Selain sebagai petani, Ibu Merni juga diakui dan dipercayai sebagai tokoh agama di Gereja Pentakosta. Setiap Minggu, Merni bisa memimpin ibadah di Gereja, juga ditugaskan untuk menghadapi keluarga yang berduka cita maupun bersuka cita. Ketika ada kematian, Merni dapat memimpin ibadah bagi keluarga yang berduka, menguatkan hingga upacara pemakaman. 

Di tengah gempuran perjuangan hidup keluarganya, Ibu Merni mulai melihat persoalan dari setiap keluarga dari kaca mata yang berbeda. Pada akhirnya, Ibu Merni menyadari bahwa setiap keluarga memiliki permasalahannya masing-masing, terutama tingginya konflik antar menantu dan mertua. Kondisi yang tidak dialami Ibu Merni, karena tidak pernah sempat mengenal sosok mertuanya. Ibu Merni pun merasa tergerak untuk lebih banyak tahu permasalahan apa saja yang sering terjadi pada setiap keluarga dan bagaimana cara mencari solusinya.
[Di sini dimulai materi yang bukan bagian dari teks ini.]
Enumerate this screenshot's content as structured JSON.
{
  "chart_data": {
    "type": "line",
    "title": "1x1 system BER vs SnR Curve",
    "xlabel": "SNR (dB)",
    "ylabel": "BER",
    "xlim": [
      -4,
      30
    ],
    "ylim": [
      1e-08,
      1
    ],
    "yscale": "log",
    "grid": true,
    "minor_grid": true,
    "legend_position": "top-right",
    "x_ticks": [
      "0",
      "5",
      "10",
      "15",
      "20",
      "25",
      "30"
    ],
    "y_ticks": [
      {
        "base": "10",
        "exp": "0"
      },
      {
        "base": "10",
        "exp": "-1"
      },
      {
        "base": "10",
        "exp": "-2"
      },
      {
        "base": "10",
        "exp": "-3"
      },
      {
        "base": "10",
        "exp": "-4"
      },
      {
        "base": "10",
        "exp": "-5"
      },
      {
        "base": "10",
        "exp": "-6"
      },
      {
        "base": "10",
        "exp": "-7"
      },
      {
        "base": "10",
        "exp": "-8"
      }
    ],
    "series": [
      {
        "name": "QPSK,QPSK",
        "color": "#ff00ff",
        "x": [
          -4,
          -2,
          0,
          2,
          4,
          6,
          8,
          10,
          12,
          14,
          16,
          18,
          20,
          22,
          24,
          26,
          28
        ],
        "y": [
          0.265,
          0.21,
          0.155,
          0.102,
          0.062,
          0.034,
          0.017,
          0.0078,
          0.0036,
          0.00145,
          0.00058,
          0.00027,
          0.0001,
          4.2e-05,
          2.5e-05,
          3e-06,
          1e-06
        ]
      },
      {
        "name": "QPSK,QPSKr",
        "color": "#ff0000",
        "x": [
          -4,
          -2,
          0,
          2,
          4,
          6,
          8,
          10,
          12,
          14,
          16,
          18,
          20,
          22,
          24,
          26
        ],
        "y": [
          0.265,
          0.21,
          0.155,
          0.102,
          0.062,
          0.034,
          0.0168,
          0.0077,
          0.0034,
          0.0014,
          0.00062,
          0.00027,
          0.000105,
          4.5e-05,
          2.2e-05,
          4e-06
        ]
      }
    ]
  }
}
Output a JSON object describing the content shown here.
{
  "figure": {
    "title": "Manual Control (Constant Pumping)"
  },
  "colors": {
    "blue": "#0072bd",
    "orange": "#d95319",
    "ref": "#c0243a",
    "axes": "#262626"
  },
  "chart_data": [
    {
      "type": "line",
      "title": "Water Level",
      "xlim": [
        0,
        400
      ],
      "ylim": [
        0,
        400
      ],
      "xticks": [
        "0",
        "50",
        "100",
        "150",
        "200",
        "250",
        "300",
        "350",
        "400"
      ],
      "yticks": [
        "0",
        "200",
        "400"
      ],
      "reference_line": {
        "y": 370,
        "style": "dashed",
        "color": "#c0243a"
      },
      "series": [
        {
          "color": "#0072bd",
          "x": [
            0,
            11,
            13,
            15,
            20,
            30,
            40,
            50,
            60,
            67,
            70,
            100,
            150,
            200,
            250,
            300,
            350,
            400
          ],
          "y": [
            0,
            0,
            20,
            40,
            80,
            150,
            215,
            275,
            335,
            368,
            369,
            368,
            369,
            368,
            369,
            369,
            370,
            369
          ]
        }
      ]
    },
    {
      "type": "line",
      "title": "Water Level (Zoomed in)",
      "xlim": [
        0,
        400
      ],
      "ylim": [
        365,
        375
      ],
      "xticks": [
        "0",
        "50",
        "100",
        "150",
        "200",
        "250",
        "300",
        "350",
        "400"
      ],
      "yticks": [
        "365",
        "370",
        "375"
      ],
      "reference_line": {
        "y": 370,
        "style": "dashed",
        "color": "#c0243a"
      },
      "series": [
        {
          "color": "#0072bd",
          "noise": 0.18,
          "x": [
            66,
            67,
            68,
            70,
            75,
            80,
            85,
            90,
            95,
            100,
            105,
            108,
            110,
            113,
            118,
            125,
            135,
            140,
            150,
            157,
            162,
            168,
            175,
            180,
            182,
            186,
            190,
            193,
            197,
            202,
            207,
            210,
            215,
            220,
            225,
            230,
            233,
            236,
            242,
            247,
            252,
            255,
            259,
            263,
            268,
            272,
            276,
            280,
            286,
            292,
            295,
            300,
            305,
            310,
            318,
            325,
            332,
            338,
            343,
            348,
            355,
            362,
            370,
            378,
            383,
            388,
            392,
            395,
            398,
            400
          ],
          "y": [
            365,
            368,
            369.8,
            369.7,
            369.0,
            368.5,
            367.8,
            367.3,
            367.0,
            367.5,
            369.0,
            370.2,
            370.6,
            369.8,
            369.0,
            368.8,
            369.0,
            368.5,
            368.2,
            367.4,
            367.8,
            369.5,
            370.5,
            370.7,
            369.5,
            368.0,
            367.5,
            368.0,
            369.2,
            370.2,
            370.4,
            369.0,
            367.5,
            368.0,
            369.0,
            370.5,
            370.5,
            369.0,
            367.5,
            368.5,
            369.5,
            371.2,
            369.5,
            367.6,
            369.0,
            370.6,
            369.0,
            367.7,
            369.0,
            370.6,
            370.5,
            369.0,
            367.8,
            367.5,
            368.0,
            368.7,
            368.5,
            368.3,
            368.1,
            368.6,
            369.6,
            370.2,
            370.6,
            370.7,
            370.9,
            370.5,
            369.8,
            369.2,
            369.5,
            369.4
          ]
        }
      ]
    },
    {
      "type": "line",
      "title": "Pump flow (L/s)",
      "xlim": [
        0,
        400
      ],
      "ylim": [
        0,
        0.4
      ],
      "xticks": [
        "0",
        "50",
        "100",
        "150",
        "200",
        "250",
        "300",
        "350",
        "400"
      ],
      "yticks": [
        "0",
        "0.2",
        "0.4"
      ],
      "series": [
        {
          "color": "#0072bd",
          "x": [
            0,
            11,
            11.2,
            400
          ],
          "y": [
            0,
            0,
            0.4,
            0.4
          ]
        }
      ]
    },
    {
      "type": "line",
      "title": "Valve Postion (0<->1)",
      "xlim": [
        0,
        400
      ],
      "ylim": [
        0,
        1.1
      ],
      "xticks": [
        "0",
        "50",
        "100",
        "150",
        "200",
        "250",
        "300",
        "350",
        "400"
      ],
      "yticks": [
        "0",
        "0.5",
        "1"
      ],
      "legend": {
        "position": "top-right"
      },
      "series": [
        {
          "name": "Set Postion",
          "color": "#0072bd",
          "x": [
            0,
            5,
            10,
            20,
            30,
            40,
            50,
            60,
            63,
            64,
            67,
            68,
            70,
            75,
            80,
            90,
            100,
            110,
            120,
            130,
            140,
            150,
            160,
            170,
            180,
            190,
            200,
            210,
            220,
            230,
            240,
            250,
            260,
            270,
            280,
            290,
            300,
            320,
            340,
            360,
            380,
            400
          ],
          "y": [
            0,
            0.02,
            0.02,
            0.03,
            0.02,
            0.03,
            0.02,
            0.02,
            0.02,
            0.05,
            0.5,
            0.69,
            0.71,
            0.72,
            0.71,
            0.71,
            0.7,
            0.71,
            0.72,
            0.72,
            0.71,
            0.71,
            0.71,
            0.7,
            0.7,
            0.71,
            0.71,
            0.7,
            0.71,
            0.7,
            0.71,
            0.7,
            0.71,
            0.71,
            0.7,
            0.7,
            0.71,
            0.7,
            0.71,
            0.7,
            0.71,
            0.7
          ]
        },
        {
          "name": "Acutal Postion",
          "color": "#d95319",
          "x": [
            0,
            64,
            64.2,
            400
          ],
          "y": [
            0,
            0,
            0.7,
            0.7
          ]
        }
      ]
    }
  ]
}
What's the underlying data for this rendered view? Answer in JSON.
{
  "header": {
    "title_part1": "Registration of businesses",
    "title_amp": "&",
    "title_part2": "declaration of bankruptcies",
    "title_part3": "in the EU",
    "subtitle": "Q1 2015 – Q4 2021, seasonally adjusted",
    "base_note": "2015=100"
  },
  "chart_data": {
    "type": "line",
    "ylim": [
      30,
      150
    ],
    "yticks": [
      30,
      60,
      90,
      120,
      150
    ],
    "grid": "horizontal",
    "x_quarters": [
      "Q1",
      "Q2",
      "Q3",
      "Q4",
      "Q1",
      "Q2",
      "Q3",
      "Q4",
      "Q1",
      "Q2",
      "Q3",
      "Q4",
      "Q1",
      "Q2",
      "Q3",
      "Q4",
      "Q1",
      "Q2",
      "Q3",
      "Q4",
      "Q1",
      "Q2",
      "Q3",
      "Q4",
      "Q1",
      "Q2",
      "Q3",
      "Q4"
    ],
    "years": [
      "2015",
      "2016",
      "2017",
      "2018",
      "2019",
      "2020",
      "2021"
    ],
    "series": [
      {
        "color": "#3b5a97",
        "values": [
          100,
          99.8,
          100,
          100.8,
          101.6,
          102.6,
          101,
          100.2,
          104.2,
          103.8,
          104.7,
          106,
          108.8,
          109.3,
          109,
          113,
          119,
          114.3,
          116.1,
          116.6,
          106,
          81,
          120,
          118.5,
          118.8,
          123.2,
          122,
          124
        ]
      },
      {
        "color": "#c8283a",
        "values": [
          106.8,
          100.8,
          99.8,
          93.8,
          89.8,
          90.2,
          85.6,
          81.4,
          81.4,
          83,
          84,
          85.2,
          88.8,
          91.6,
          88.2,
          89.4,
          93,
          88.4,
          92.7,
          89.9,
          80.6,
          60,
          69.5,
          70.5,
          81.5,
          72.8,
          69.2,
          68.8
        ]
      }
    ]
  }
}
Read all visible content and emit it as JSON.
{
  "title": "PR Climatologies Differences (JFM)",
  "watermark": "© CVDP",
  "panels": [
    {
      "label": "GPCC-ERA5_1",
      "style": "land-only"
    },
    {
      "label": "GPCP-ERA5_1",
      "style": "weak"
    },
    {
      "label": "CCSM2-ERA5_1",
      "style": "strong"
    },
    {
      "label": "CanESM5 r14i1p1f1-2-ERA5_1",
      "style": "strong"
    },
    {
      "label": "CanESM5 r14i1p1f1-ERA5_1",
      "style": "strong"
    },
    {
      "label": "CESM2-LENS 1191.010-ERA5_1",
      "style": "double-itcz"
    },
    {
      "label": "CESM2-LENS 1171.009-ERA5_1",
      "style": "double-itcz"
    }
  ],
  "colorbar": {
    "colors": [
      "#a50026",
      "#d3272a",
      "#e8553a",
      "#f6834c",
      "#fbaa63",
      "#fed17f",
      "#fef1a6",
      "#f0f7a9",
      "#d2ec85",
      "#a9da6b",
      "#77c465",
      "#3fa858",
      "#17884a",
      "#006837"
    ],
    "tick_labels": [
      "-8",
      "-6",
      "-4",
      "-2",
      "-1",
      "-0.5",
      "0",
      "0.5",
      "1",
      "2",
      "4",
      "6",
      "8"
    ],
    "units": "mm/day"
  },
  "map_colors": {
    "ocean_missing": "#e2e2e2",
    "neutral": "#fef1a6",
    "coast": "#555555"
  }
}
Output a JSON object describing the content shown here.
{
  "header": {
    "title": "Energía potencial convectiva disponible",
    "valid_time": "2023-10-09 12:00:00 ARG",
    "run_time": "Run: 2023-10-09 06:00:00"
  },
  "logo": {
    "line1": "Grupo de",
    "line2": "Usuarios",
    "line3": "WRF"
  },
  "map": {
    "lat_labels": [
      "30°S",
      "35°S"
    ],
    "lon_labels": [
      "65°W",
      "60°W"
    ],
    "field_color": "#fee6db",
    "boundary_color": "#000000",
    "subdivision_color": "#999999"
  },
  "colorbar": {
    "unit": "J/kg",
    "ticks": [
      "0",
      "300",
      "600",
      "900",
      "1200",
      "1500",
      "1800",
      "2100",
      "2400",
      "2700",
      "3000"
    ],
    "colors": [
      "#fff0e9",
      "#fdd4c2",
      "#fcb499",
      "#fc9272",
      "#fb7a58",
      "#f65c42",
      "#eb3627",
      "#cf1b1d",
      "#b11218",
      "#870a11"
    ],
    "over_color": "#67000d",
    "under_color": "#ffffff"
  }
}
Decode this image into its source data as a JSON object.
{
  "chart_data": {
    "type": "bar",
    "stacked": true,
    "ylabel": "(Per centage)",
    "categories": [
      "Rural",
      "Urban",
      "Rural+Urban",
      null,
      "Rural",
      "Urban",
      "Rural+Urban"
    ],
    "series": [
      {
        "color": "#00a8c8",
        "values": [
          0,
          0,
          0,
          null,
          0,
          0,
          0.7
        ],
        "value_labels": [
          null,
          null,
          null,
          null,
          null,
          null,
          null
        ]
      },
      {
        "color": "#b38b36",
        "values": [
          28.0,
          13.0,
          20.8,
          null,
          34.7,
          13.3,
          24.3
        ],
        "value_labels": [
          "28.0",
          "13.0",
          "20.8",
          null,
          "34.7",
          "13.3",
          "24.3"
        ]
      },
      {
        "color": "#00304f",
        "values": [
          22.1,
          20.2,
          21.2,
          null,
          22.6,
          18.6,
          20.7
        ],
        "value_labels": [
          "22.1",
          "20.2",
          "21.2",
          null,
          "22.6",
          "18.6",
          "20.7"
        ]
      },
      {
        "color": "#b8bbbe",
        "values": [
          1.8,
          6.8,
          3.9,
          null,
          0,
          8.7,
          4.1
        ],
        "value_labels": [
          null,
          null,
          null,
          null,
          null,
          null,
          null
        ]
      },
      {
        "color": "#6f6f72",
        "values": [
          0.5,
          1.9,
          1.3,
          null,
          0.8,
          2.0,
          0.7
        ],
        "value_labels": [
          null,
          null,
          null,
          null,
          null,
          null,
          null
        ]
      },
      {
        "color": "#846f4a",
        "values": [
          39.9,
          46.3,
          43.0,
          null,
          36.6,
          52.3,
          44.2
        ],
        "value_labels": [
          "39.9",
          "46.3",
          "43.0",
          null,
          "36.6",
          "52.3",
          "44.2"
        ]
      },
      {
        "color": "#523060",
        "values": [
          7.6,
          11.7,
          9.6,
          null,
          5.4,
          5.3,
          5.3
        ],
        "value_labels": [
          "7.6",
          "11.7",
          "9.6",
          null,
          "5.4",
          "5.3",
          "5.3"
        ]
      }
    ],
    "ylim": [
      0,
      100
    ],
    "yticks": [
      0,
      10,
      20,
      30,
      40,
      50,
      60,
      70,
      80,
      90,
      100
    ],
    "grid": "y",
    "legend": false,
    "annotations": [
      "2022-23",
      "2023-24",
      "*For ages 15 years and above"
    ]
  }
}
Ibu Merni menemukan, ada cukup banyak situasi keluarga dengan KDRT atau kekerasan dalam rumah tangga. Banyak suami yang memiliki karakter kasar karena gemar mengkonsumsi minuman keras dan mabuk-mabukan. Mereka juga bersifat pemalas dan tidak mau bekerja, sehari-harinya lebih memilih menghabiskan waktu di warung tuak. 

Hal ini memberi dampak besar pada perangai suami-suami tersebut terhadap istri dan anak-anaknya. Mulai dari tak pernah beribadah, tidak mampu mendidik anak dengan baik, tidak menghargai istri hingga lahirlah permasalahan baru lainnya terkait kesehatan anak secara fisik dan psikis. Dari sisi kesehatan fisik, banyak anak yang mengalami stunting, lainnya adalah pelarian kekosongan jiwa anak-anak tersebut untuk lari dari tekanan di rumah dengan memilih kesibukan melalui gawai atau HP hingga taraf kecanduan.

Kondisi yang rumit dan memprihatinkan ini bertambah kompleks dengan pola pikir kolot dari masyarakat di desa ini. Yaitu, masih menempatkan posisi anak perempuan sebagai gender nomor dua setelah anak laki-laki. Tetapi ironisnya, setelah lulus SMA anak perempuanlah yang punya kewajiban mencari nafkah untuk keluarga dengan mendorong mereka pergi merantau. Umumnya menuju pulau Batam atau menyeberang ke Negara Malaysia. Sementara, anak laki-laki tidak diwajibkan bekerja jauh, cukup hidup membantu keseharian orang tua kemudian dalam waktu dua tahun dinikahkan.

Anak perempuan maupun anak laki-laki, sama-sama tidak memiliki hak untuk mendapatkan pendidikan yang baik dan tinggi. Pandangan minim masyarakat desa mengenai pentingnya pendidikan apalagi di zaman sekarang, belum sampai pada kesadaran titik tersebut. Belum ada keluarga yang memiliki anak dengan jenjang pendidikan hingga sarjana. 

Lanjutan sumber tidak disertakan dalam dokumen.